HP announcement makes Dell last major player for business PCs
Hewlett-Packard’s announcement last week that it plans to sell or exit the personal computer business was overshadowed by the news that the company’s TouchPad tablet computer and all WebOS devices would be shuttered as well in the world of consumer electronics. But for most AEC firms that use HP hardware, tablets are the least of their worries. HP has long been the leading builder of PCs – 64 million Microsoft Windows PCs sold in 2010 — in the nation, but the company’s decision to stop producing and selling desktops and laptops does not come as a surprise simply because there is not a lot of money in selling computers anymore. As the cost of computing technology has continually gone down for consumers, margins have grown ever tighter for companies such as HP.
Like IBM executives in 2004 before him, HP CEO Leo Apotheker has reasoned that selling computing and web services holds a brighter future for HP than selling hardware. While Apotheker cited the competition with the iPad and other consumer difficulties as reasons for HP’s decision, where it will most be affected is in the business world where Apple lags far behind HP and the company that will profit most from HP’s exit from the workstation business, Dell.

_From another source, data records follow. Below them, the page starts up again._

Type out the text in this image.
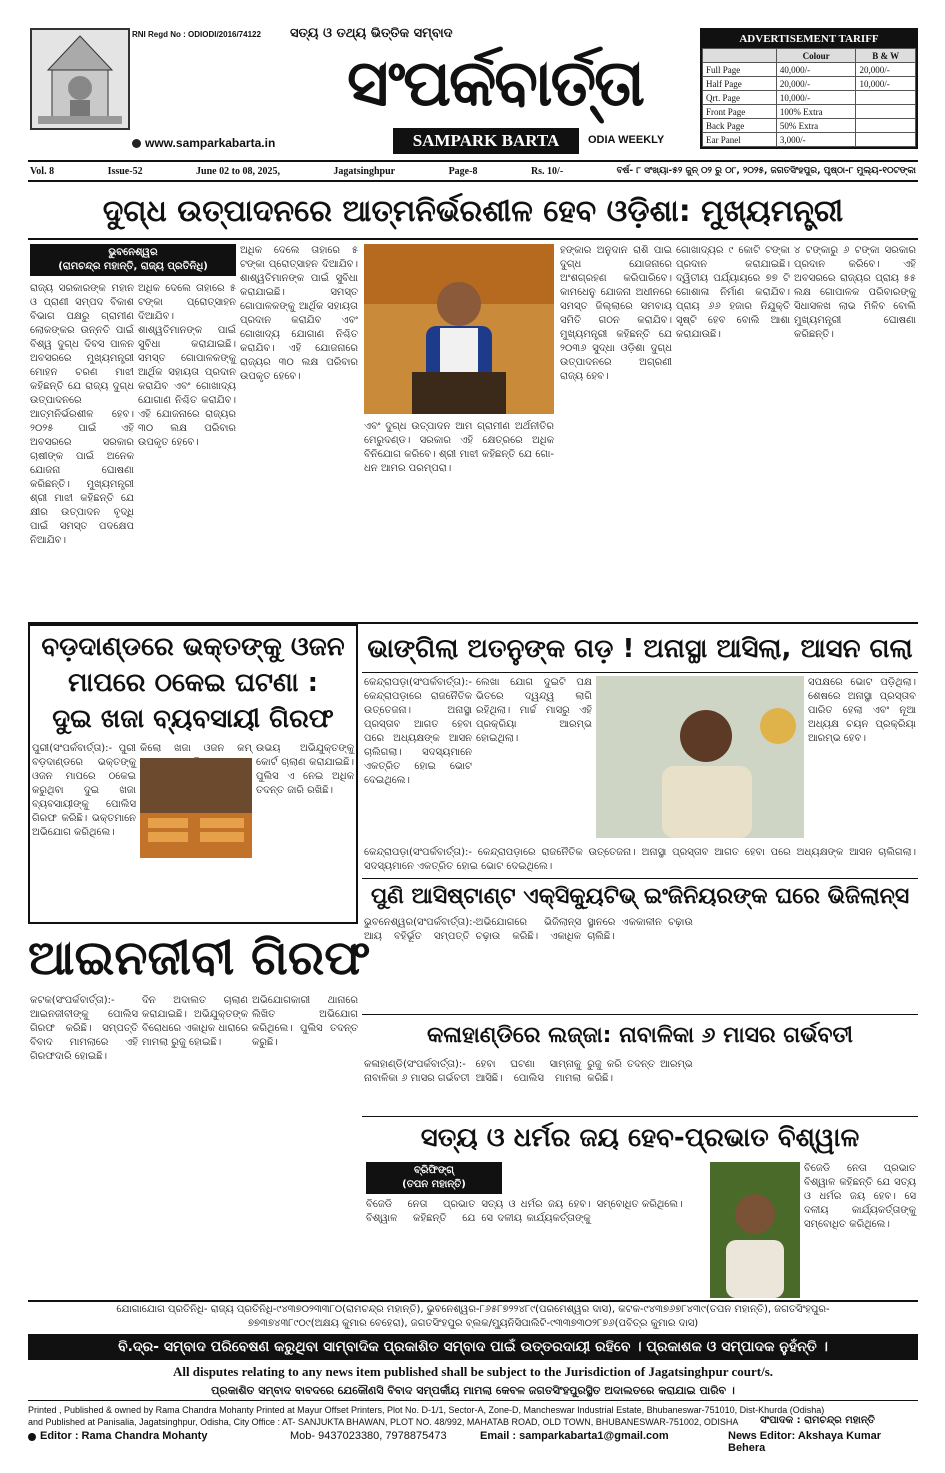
RNI Regd No : ODIODI/2016/74122
www.samparkabarta.in
ସତ୍ୟ ଓ ତଥ୍ୟ ଭିତ୍ତିକ ସମ୍ବାଦ
ସଂପର୍କବାର୍ତ୍ତା
SAMPARK BARTA	ODIA WEEKLY
ADVERTISEMENT TARIFF
	Colour	B & W
Full Page	40,000/-	20,000/-
Half Page	20,000/-	10,000/-
Qrt. Page	10,000/-	
Front Page	100% Extra	
Back Page	50% Extra	
Ear Panel	3,000/-	
Vol. 8	Issue-52	June 02 to 08, 2025,	Jagatsinghpur	Page-8	Rs. 10/-	ବର୍ଷ- ୮ ସଂଖ୍ୟା-୫୨ ଜୁନ୍ ୦୨ ରୁ ୦୮, ୨୦୨୫, ଜଗତସିଂହପୁର, ପୃଷ୍ଠା-୮ ମୁଲ୍ୟ-୧୦ଟଙ୍କା
ଦୁଗ୍ଧ ଉତ୍ପାଦନରେ ଆତ୍ମନିର୍ଭରଶୀଳ ହେବ ଓଡ଼ିଶା: ମୁଖ୍ୟମନ୍ତ୍ରୀ
ଭୁବନେଶ୍ୱର
(ରାମଚନ୍ଦ୍ର ମହାନ୍ତି, ରାଜ୍ୟ ପ୍ରତିନିଧି)
ରାଜ୍ୟ ସରକାରଙ୍କ ମହାନ ଓ ପ୍ରାଣୀ ସମ୍ପଦ ବିକାଶ ବିଭାଗ ପକ୍ଷରୁ ଗ୍ରାମୀଣ ଲୋକଙ୍କର ଉନ୍ନତି ପାଇଁ ବିଶ୍ୱ ଦୁଗ୍ଧ ଦିବସ ପାଳନ ଅବସରରେ ମୁଖ୍ୟମନ୍ତ୍ରୀ ମୋହନ ଚରଣ ମାଝୀ କହିଛନ୍ତି ଯେ ରାଜ୍ୟ ଦୁଗ୍ଧ ଉତ୍ପାଦନରେ ଆତ୍ମନିର୍ଭରଶୀଳ ହେବ। ୨୦୨୫ ପାଇଁ ଏହି ଅବସରରେ ସରକାର ଚାଷୀଙ୍କ ପାଇଁ ଅନେକ ଯୋଜନା ଘୋଷଣା କରିଛନ୍ତି। ମୁଖ୍ୟମନ୍ତ୍ରୀ ଶ୍ରୀ ମାଝୀ କହିଛନ୍ତି ଯେ କ୍ଷୀର ଉତ୍ପାଦନ ବୃଦ୍ଧି ପାଇଁ ସମସ୍ତ ପଦକ୍ଷେପ ନିଆଯିବ।
ଅଧିକ ଦେଲେ ତାହାରେ ୫ ଟଙ୍କା ପ୍ରୋତ୍ସାହନ ଦିଆଯିବ। ଶାଶ୍ୱତିମାନଙ୍କ ପାଇଁ ସୁବିଧା କରାଯାଇଛି। ସମସ୍ତ ଗୋପାଳକଙ୍କୁ ଆର୍ଥିକ ସହାୟତା ପ୍ରଦାନ କରାଯିବ ଏବଂ ଗୋଖାଦ୍ୟ ଯୋଗାଣ ନିଶ୍ଚିତ କରାଯିବ। ଏହି ଯୋଜନାରେ ରାଜ୍ୟର ୩୦ ଲକ୍ଷ ପରିବାର ଉପକୃତ ହେବେ।
ଅଧିକ ଦେଲେ ତାହାରେ ୫ ଟଙ୍କା ପ୍ରୋତ୍ସାହନ ଦିଆଯିବ। ଶାଶ୍ୱତିମାନଙ୍କ ପାଇଁ ସୁବିଧା କରାଯାଇଛି। ସମସ୍ତ ଗୋପାଳକଙ୍କୁ ଆର୍ଥିକ ସହାୟତା ପ୍ରଦାନ କରାଯିବ ଏବଂ ଗୋଖାଦ୍ୟ ଯୋଗାଣ ନିଶ୍ଚିତ କରାଯିବ। ଏହି ଯୋଜନାରେ ରାଜ୍ୟର ୩୦ ଲକ୍ଷ ପରିବାର ଉପକୃତ ହେବେ।
ଏବଂ ଦୁଗ୍ଧ ଉତ୍ପାଦନ ଆମ ଗ୍ରାମୀଣ ଅର୍ଥନୀତିର ମେରୁଦଣ୍ଡ। ସରକାର ଏହି କ୍ଷେତ୍ରରେ ଅଧିକ ବିନିଯୋଗ କରିବେ। ଶ୍ରୀ ମାଝୀ କହିଛନ୍ତି ଯେ ଗୋ-ଧନ ଆମର ପରମ୍ପରା।
ହଙ୍କାର ଅନୁଦାନ ରାଶି ପାଇ ଦୁଗ୍ଧ ଯୋଜନାରେ ଅଂଶଗ୍ରହଣ କରିପାରିବେ। କାମଧେନୁ ଯୋଜନା ଅଧୀନରେ ସମସ୍ତ ଜିଲ୍ଲାରେ ସମବାୟ ସମିତି ଗଠନ କରାଯିବ। ମୁଖ୍ୟମନ୍ତ୍ରୀ କହିଛନ୍ତି ଯେ ୨୦୩୬ ସୁଦ୍ଧା ଓଡ଼ିଶା ଦୁଗ୍ଧ ଉତ୍ପାଦନରେ ଅଗ୍ରଣୀ ରାଜ୍ୟ ହେବ।
ଗୋଖାଦ୍ୟର ୯ କୋଟି ଟଙ୍କା ପ୍ରଦାନ କରାଯାଇଛି। ଦ୍ୱିତୀୟ ପର୍ଯ୍ୟାୟରେ ୭୭ ଟି ଗୋଶାଳା ନିର୍ମାଣ କରାଯିବ। ପ୍ରାୟ ୬୬ ହଜାର ନିଯୁକ୍ତି ସୃଷ୍ଟି ହେବ ବୋଲି ଆଶା କରାଯାଉଛି।
୪ ଟଙ୍କାରୁ ୬ ଟଙ୍କା ସରକାର ପ୍ରଦାନ କରିବେ। ଏହି ଅବସରରେ ରାଜ୍ୟର ପ୍ରାୟ ୫୫ ଲକ୍ଷ ଗୋପାଳକ ପରିବାରଙ୍କୁ ସିଧାସଳଖ ଲାଭ ମିଳିବ ବୋଲି ମୁଖ୍ୟମନ୍ତ୍ରୀ ଘୋଷଣା କରିଛନ୍ତି।
ବଡ଼ଦାଣ୍ଡରେ ଭକ୍ତଙ୍କୁ ଓଜନ
ମାପରେ ଠକେଇ ଘଟଣା :
ଦୁଇ ଖଜା ବ୍ୟବସାୟୀ ଗିରଫ
ପୁରୀ(ସଂପର୍କବାର୍ତ୍ତା):- ପୁରୀ ବଡ଼ଦାଣ୍ଡରେ ଭକ୍ତଙ୍କୁ ଓଜନ ମାପରେ ଠକେଇ କରୁଥିବା ଦୁଇ ଖଜା ବ୍ୟବସାୟୀଙ୍କୁ ପୋଲିସ ଗିରଫ କରିଛି। ଭକ୍ତମାନେ ଅଭିଯୋଗ କରିଥିଲେ।
କିଲୋ ଖଜା ଓଜନ କମ୍ ଉଭୟ ଅଭିଯୁକ୍ତଙ୍କୁ କୋର୍ଟ ଚାଲାଣ କରାଯାଇଛି। ପୁଲିସ ଏ ନେଇ ଅଧିକ ତଦନ୍ତ ଜାରି ରଖିଛି।
ଭାଙ୍ଗିଲା ଅତନୁଙ୍କ ଗଡ଼ ! ଅନାସ୍ଥା ଆସିଲା, ଆସନ ଗଲା
କେନ୍ଦ୍ରାପଡ଼ା(ସଂପର୍କବାର୍ତ୍ତା):- କେନ୍ଦ୍ରାପଡ଼ାରେ ରାଜନୈତିକ ଉତ୍ତେଜନା। ଅନାସ୍ଥା ପ୍ରସ୍ତାବ ଆଗତ ହେବା ପରେ ଅଧ୍ୟକ୍ଷଙ୍କ ଆସନ ଚାଲିଗଲା। ସଦସ୍ୟମାନେ ଏକତ୍ରିତ ହୋଇ ଭୋଟ ଦେଇଥିଲେ।
ଲେଖା ଯୋଗ ଦୁଇଟି ପକ୍ଷ ଭିତରେ ଦ୍ୱନ୍ଦ୍ୱ ଲାଗି ରହିଥିଲା। ମାର୍ଚ୍ଚ ମାସରୁ ଏହି ପ୍ରକ୍ରିୟା ଆରମ୍ଭ ହୋଇଥିଲା।
ସପକ୍ଷରେ ଭୋଟ ପଡ଼ିଥିଲା। ଶେଷରେ ଅନାସ୍ଥା ପ୍ରସ୍ତାବ ପାରିତ ହେଲା ଏବଂ ନୂଆ ଅଧ୍ୟକ୍ଷ ଚୟନ ପ୍ରକ୍ରିୟା ଆରମ୍ଭ ହେବ।
କେନ୍ଦ୍ରାପଡ଼ା(ସଂପର୍କବାର୍ତ୍ତା):- କେନ୍ଦ୍ରାପଡ଼ାରେ ରାଜନୈତିକ ଉତ୍ତେଜନା। ଅନାସ୍ଥା ପ୍ରସ୍ତାବ ଆଗତ ହେବା ପରେ ଅଧ୍ୟକ୍ଷଙ୍କ ଆସନ ଚାଲିଗଲା। ସଦସ୍ୟମାନେ ଏକତ୍ରିତ ହୋଇ ଭୋଟ ଦେଇଥିଲେ।
ପୁଣି ଆସିଷ୍ଟାଣ୍ଟ ଏକ୍ସିକ୍ୟୁଟିଭ୍ ଇଂଜିନିୟରଙ୍କ ଘରେ ଭିଜିଲାନ୍ସ
ଭୁବନେଶ୍ୱର(ସଂପର୍କବାର୍ତ୍ତା):- ଆୟ ବହିର୍ଭୂତ ସମ୍ପତ୍ତି ଅଭିଯୋଗରେ ଭିଜିଲାନ୍ସ ଚଢ଼ାଉ କରିଛି। ଏକାଧିକ ସ୍ଥାନରେ ଏକକାଳୀନ ଚଢ଼ାଉ ଚାଲିଛି।
ଆଇନଜୀବୀ ଗିରଫ
କଟକ(ସଂପର୍କବାର୍ତ୍ତା):- ଆଇନଜୀବୀଙ୍କୁ ପୋଲିସ ଗିରଫ କରିଛି। ସମ୍ପତ୍ତି ବିବାଦ ମାମଲାରେ ଏହି ଗିରଫଦାରି ହୋଇଛି।
ଦିନ ଅଦାଲତ ଚାଲାଣ କରାଯାଇଛି। ଅଭିଯୁକ୍ତଙ୍କ ବିରୋଧରେ ଏକାଧିକ ଧାରାରେ ମାମଲା ରୁଜୁ ହୋଇଛି।
ଅଭିଯୋଗକାରୀ ଥାନାରେ ଲିଖିତ ଅଭିଯୋଗ କରିଥିଲେ। ପୁଲିସ ତଦନ୍ତ କରୁଛି।	କଳାହାଣ୍ଡିରେ ଲଜ୍ଜା: ନାବାଳିକା ୬ ମାସର ଗର୍ଭବତୀ
କଳାହାଣ୍ଡି(ସଂପର୍କବାର୍ତ୍ତା):- ନାବାଳିକା ୬ ମାସର ଗର୍ଭବତୀ ହେବା ଘଟଣା ସାମ୍ନାକୁ ଆସିଛି। ପୋଲିସ ମାମଲା ରୁଜୁ କରି ତଦନ୍ତ ଆରମ୍ଭ କରିଛି।
ସତ୍ୟ ଓ ଧର୍ମର ଜୟ ହେବ-ପ୍ରଭାତ ବିଶ୍ୱାଳ
ବ୍ରିଫିଙ୍ଗ୍
(ତପନ ମହାନ୍ତି)
ବିଜେଡି ନେତା ପ୍ରଭାତ ବିଶ୍ୱାଳ କହିଛନ୍ତି ଯେ ସତ୍ୟ ଓ ଧର୍ମର ଜୟ ହେବ। ସେ ଦଳୀୟ କାର୍ଯ୍ୟକର୍ତ୍ତାଙ୍କୁ ସମ୍ବୋଧିତ କରିଥିଲେ।
ବିଜେଡି ନେତା ପ୍ରଭାତ ବିଶ୍ୱାଳ କହିଛନ୍ତି ଯେ ସତ୍ୟ ଓ ଧର୍ମର ଜୟ ହେବ। ସେ ଦଳୀୟ କାର୍ଯ୍ୟକର୍ତ୍ତାଙ୍କୁ ସମ୍ବୋଧିତ କରିଥିଲେ।
ଯୋଗାଯୋଗ ପ୍ରତିନିଧି- ରାଜ୍ୟ ପ୍ରତିନିଧି-୯୪୩୭୦୨୩୩୮୦(ରାମଚନ୍ଦ୍ର ମହାନ୍ତି), ଭୁବନେଶ୍ୱର-୮୬୫୮୭୨୨୪୮୯(ପରମେଶ୍ୱର ଦାସ), କଟକ-୯୪୩୭୬୭୮୪୩୯(ତପନ ମହାନ୍ତି), ଜଗତସିଂହପୁର-
୭୭୩୭୪୩୮୯୦୯(ଅକ୍ଷୟ କୁମାର ବେହେରା), ଜଗତସିଂହପୁର ବ୍ଲକ/ମ୍ୟୁନିସିପାଲିଟି-୯୩୩୭୩୦୨୮୭୬(ପବିତ୍ର କୁମାର ଦାସ)
ବି.ଦ୍ର- ସମ୍ବାଦ ପରିବେଷଣ କରୁଥିବା ସାମ୍ବାଦିକ ପ୍ରକାଶିତ ସମ୍ବାଦ ପାଇଁ ଉତ୍ତରଦାୟୀ ରହିବେ । ପ୍ରକାଶକ ଓ ସମ୍ପାଦକ ନୁହଁନ୍ତି ।
All disputes relating to any news item published shall be subject to the Jurisdiction of Jagatsinghpur court/s.
ପ୍ରକାଶିତ ସମ୍ବାଦ ବାବଦରେ ଯେକୌଣସି ବିବାଦ ସମ୍ପର୍କୀୟ ମାମଲା କେବଳ ଜଗତସିଂହପୁରସ୍ଥିତ ଅଦାଲତରେ କରାଯାଇ ପାରିବ ।
Printed , Published & owned by Rama Chandra Mohanty Printed at Mayur Offset Printers, Plot No. D-1/1, Sector-A, Zone-D, Mancheswar Industrial Estate, Bhubaneswar-751010, Dist-Khurda (Odisha)
and Published at Panisalia, Jagatsinghpur, Odisha, City Office : AT- SANJUKTA BHAWAN, PLOT NO. 48/992, MAHATAB ROAD, OLD TOWN, BHUBANESWAR-751002, ODISHA ସଂପାଦକ : ରାମଚନ୍ଦ୍ର ମହାନ୍ତି
Editor : Rama Chandra Mohanty	Mob- 9437023380, 7978875473	Email : samparkabarta1@gmail.com	News Editor: Akshaya Kumar Behera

If HP is unable to sell its PC business to another manufacturer other manufacturers will step up to fill that 64-million-computer void and most of those business consumers will likely go straight to Dell and Lenovo, the inheritor of IBM’s ThinkPad PC business.
Over the last few years Dell and CEO Michael Dell have made several acquisitions to expand the company’s enterprise offerings, including a $3.9 billion deal for services firm Perot Systems Corp. in 2009 and a $960 million purchase of Compellent Technologies in 2010. In the AEC space, Dell’s workstation line has competed well with HP’s while still using essentially the same Intel Processors, Windows OS and graphics and video cards from ATI and NVIDIA. While consumer devices such as the iPad will continue to dominate the consumer market, enterprise decision makers are still not likely to purchase them for their employees simply because of IT security issues alone. The enterprise market, where Dell has fared MUCH better than the consumer one, will be Dell’s for the taking once HP’s exit is completed.